"Scusi, signore, mi comprerebbe un chilo di patate?"
Come restare indifferenti, come dire di no ad un ragazzino, avrà dieci anni, che fa una domanda simile? Accetto con entusiasmo e andiamo.
Davanti al banco ordiniamo le patate (saranno 1,6 kg poi, si sa, i commercianti…) e intanto lo invito: "Prendiamo anche un po' di frutta, dai. Che frutta ti piace?"
Timido e titubante sorride, poi, dopo averci pensato su, sceglie: "Uva".
Ma non sembra del tutto convinto, continua a fissare le cassette colme di ogni frutta, lucida ed invitante, pensieroso. Poi improvvisamente mi dice incerto: "no, scusi… invece dell'uva... potrebbe comprarmi un pollo?"

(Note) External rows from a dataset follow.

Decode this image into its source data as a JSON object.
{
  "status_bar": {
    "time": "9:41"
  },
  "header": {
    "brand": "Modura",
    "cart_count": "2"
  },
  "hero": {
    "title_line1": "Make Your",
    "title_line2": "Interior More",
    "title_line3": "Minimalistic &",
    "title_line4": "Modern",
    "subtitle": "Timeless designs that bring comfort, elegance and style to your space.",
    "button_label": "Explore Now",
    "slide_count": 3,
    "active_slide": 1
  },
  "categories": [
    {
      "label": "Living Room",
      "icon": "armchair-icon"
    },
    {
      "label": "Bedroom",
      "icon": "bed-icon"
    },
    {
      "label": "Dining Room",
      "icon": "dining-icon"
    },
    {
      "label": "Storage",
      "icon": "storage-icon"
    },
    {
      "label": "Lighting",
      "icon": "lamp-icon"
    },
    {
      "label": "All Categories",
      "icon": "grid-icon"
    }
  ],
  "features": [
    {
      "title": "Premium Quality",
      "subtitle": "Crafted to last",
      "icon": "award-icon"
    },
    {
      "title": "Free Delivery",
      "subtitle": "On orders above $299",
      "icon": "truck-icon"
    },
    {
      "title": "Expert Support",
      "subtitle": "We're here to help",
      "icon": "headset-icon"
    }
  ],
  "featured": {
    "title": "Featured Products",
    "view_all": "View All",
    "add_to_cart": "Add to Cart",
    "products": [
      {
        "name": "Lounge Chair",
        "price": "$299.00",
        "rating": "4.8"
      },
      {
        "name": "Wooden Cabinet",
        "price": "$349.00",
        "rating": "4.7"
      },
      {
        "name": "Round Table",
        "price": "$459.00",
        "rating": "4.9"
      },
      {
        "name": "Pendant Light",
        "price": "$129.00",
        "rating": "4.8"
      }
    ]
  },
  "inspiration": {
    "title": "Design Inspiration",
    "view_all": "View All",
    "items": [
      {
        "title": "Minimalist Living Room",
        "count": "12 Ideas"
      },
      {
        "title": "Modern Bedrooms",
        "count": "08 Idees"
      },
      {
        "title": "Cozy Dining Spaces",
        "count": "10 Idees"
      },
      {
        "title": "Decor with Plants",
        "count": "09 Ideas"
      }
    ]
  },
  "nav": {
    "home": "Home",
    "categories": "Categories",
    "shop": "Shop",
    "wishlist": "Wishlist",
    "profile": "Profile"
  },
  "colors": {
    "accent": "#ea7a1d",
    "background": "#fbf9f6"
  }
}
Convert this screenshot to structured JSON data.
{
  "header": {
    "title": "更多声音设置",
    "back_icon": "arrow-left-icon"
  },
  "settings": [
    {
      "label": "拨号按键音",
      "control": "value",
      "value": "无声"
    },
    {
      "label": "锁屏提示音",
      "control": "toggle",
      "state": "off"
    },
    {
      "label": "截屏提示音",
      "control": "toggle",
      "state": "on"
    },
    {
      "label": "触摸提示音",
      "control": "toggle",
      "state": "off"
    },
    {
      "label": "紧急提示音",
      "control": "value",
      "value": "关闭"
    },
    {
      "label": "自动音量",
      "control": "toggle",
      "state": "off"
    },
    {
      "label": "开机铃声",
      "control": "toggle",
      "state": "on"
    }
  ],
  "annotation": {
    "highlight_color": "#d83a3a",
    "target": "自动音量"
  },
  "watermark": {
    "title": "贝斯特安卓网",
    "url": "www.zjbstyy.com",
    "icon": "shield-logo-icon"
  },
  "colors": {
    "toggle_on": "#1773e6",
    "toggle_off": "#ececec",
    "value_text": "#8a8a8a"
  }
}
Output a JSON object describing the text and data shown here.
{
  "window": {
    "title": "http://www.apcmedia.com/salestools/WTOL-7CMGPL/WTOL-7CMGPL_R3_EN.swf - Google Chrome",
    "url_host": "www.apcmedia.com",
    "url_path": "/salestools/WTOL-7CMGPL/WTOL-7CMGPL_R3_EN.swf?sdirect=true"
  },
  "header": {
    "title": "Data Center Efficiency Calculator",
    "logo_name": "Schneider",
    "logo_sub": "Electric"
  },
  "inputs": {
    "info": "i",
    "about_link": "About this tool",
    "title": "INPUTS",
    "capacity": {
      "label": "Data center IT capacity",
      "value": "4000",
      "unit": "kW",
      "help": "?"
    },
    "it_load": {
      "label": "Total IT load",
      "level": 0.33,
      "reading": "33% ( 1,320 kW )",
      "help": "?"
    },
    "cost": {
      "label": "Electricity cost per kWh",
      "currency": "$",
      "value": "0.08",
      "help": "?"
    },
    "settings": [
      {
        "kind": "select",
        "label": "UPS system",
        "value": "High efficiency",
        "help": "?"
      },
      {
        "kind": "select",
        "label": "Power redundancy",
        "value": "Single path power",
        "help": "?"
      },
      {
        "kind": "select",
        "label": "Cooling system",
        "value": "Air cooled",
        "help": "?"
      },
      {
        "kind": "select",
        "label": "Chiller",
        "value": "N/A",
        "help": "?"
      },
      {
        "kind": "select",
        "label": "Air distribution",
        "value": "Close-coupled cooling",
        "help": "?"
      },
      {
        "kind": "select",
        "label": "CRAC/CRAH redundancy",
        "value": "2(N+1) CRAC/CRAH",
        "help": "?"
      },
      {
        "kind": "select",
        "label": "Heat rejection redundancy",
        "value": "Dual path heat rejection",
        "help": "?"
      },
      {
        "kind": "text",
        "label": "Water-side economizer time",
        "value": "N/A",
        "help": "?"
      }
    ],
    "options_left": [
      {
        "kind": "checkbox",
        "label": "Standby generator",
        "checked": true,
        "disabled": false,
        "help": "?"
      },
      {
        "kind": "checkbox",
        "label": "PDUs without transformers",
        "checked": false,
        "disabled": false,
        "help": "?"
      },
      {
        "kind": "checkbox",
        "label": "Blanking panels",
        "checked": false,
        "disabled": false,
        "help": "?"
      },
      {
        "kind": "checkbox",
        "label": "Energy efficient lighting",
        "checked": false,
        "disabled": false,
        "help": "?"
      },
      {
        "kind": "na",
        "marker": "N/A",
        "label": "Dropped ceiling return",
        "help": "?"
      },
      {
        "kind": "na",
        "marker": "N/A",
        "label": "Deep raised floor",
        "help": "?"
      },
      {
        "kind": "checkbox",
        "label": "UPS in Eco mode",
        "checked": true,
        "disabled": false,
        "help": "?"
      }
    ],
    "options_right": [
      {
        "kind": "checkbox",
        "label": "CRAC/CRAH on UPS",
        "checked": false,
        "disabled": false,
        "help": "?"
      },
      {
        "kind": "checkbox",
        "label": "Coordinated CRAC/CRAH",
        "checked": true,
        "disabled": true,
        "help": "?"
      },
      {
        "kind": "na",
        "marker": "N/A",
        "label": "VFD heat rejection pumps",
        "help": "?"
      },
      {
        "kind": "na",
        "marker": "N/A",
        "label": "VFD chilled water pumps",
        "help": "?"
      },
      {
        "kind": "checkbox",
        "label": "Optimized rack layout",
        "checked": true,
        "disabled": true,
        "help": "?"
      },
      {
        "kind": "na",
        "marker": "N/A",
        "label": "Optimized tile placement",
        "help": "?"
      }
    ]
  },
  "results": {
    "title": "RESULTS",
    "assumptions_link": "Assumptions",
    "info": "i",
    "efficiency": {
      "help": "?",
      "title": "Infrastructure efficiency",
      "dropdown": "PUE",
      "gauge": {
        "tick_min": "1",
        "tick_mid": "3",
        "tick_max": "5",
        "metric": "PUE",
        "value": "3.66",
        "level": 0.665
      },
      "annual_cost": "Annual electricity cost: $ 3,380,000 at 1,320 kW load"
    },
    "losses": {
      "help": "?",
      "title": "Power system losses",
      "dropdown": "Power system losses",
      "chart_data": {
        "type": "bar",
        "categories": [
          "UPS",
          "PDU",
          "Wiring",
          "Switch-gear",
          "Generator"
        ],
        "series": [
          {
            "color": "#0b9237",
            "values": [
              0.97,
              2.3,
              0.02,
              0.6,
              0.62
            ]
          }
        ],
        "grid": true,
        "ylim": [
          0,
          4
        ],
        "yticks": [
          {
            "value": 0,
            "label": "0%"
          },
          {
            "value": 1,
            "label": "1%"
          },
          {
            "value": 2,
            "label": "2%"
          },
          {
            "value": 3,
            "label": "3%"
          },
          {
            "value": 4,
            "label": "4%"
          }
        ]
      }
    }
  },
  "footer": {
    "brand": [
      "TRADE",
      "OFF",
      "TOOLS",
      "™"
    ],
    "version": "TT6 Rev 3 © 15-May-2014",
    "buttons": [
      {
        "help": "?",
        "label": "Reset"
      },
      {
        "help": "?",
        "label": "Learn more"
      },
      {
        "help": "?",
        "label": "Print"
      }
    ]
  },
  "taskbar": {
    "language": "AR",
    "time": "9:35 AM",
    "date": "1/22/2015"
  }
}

A quello pensava, che avrebbe dovuto rimediare anche un pollo e invece rischiava di tornare a casa senza, e con della frutta superflua. Lo rassicuro, compreremo anche il pollo.
Prendiamo il sacchetto con le patate e l'uva e ci dirigiamo in macelleria.
"Un pollo, grazie". "C'è l'offerta, se ne prende due..." Dev'essere il suo giorno fortunato. "Ok, due". Pago e usciamo.
Subito fuori, la madre lo accoglie stupita: "Ma quanta spesa!" Il ragazzo le fa un gesto verso di me. "Grazie! Grazie, signore! Grazie! Grazie!"
Saluto veloce e schivo per l'eccesso di entusiasmo, i sorrisi si sprecano, anche la sorella più piccola sembra contagiata da tanta gioia.
Mi resta addosso una sensazione leggera, una serenità felice che - vi assicuro - non ha prezzo.